If you want to run the 02_openFDA_Label_Ingredients_Analysis/openFDA_Label_Ingredients_Analysis.Rmd file, remove the eval=FALSE from the cells for downloading the full dataset, and from the cell for storing it into MongoDB.
Objectives for this task
Using the data from the OpenFDA API:
Determine the average number of ingredients contained in AstraZeneca's (AZ) medicines per year.
Determine the average number of ingredients across all manufacturers per year per route of administration.
Use the field spl_product_data_elements for identifying a medicine's ingredients.
Problems
The field spl_product_data_elements does not contain punctuations, difficulting the task of identifying the boundaries of multi-word ingredient.

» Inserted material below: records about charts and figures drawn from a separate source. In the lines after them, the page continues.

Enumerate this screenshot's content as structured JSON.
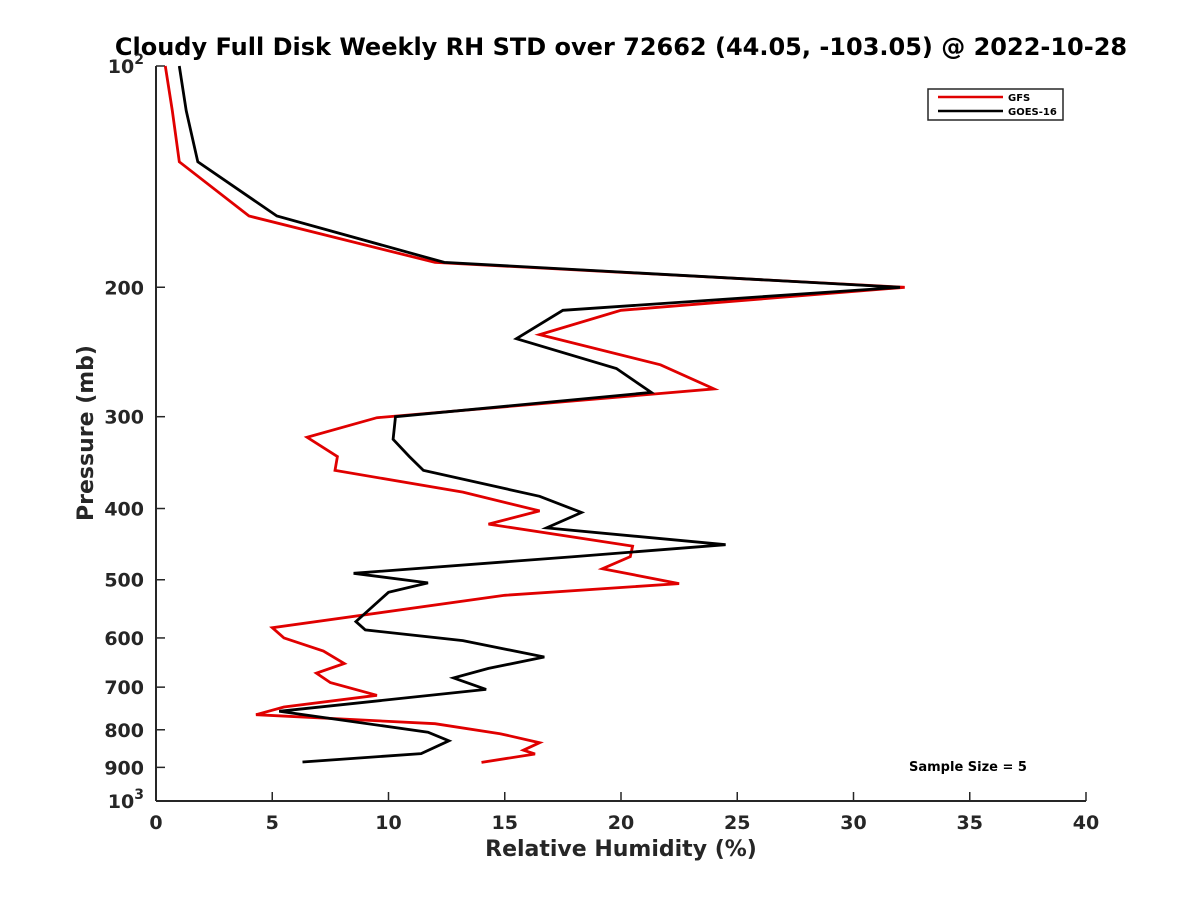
{
  "chart_data": {
    "type": "line",
    "title": "Cloudy Full Disk Weekly RH STD over 72662 (44.05, -103.05) @ 2022-10-28",
    "xlabel": "Relative Humidity (%)",
    "ylabel": "Pressure (mb)",
    "xlim": [
      0,
      40
    ],
    "ylim": [
      100,
      1000
    ],
    "y_scale": "log",
    "y_reversed": true,
    "grid": false,
    "legend_position": "top-right",
    "x_ticks": [
      0,
      5,
      10,
      15,
      20,
      25,
      30,
      35,
      40
    ],
    "y_ticks": [
      {
        "value": 100,
        "label": "10",
        "sup": "2"
      },
      {
        "value": 200,
        "label": "200",
        "sup": ""
      },
      {
        "value": 300,
        "label": "300",
        "sup": ""
      },
      {
        "value": 400,
        "label": "400",
        "sup": ""
      },
      {
        "value": 500,
        "label": "500",
        "sup": ""
      },
      {
        "value": 600,
        "label": "600",
        "sup": ""
      },
      {
        "value": 700,
        "label": "700",
        "sup": ""
      },
      {
        "value": 800,
        "label": "800",
        "sup": ""
      },
      {
        "value": 900,
        "label": "900",
        "sup": ""
      },
      {
        "value": 1000,
        "label": "10",
        "sup": "3"
      }
    ],
    "series": [
      {
        "name": "GFS",
        "color": "#e00000",
        "points": [
          [
            0.4,
            100
          ],
          [
            0.7,
            115
          ],
          [
            1.0,
            135
          ],
          [
            4.0,
            160
          ],
          [
            12.0,
            185
          ],
          [
            32.2,
            200
          ],
          [
            20.0,
            215
          ],
          [
            16.5,
            232
          ],
          [
            21.7,
            255
          ],
          [
            24.0,
            275
          ],
          [
            9.5,
            301
          ],
          [
            6.5,
            320
          ],
          [
            7.8,
            340
          ],
          [
            7.7,
            355
          ],
          [
            13.2,
            380
          ],
          [
            16.5,
            403
          ],
          [
            14.3,
            420
          ],
          [
            20.5,
            450
          ],
          [
            20.4,
            465
          ],
          [
            19.2,
            483
          ],
          [
            22.5,
            506
          ],
          [
            15.0,
            525
          ],
          [
            5.0,
            581
          ],
          [
            5.5,
            600
          ],
          [
            7.2,
            625
          ],
          [
            8.1,
            650
          ],
          [
            6.9,
            670
          ],
          [
            7.5,
            690
          ],
          [
            9.5,
            718
          ],
          [
            5.5,
            745
          ],
          [
            4.3,
            763
          ],
          [
            12.0,
            785
          ],
          [
            14.8,
            810
          ],
          [
            16.5,
            833
          ],
          [
            15.8,
            853
          ],
          [
            16.3,
            863
          ],
          [
            14.0,
            886
          ]
        ]
      },
      {
        "name": "GOES-16",
        "color": "#000000",
        "points": [
          [
            1.0,
            100
          ],
          [
            1.3,
            115
          ],
          [
            1.8,
            135
          ],
          [
            5.2,
            160
          ],
          [
            12.4,
            185
          ],
          [
            32.0,
            200
          ],
          [
            17.5,
            215
          ],
          [
            15.5,
            235
          ],
          [
            19.8,
            258
          ],
          [
            21.3,
            278
          ],
          [
            10.3,
            300
          ],
          [
            10.2,
            322
          ],
          [
            10.9,
            340
          ],
          [
            11.5,
            355
          ],
          [
            16.5,
            385
          ],
          [
            18.3,
            405
          ],
          [
            16.8,
            425
          ],
          [
            24.5,
            448
          ],
          [
            18.0,
            465
          ],
          [
            8.5,
            490
          ],
          [
            11.7,
            505
          ],
          [
            10.0,
            520
          ],
          [
            8.6,
            570
          ],
          [
            9.0,
            585
          ],
          [
            13.2,
            605
          ],
          [
            16.7,
            637
          ],
          [
            14.3,
            660
          ],
          [
            12.8,
            680
          ],
          [
            14.2,
            705
          ],
          [
            5.3,
            755
          ],
          [
            11.7,
            806
          ],
          [
            12.6,
            828
          ],
          [
            11.4,
            862
          ],
          [
            6.3,
            885
          ]
        ]
      }
    ],
    "annotations": [
      {
        "text": "Sample Size = 5"
      }
    ]
  }
}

Given the morphology of the pharmaceutical linguistic domain, we can asssume that a significant portion of medications' ingredients are multi-worded, i.e. n-grams.
Solution Proposal
Estimate ingredient-specific collocations (a.k.a Multi-word expressions [MWE]), leveraging the dataset's fields which contain properly punctuated lists of ingredients.
Use the learned ingredient-specific collocations to compound the unbounded multi-word ingredients in the spl_product_data_elements field.
Count the unique list of compounded multi-word ingredients plus single-word ingredients per AZ's medicines.
Count the unique list of compounded multi-word ingredients plus single-word ingredients for all manufacturers per year per route of administration.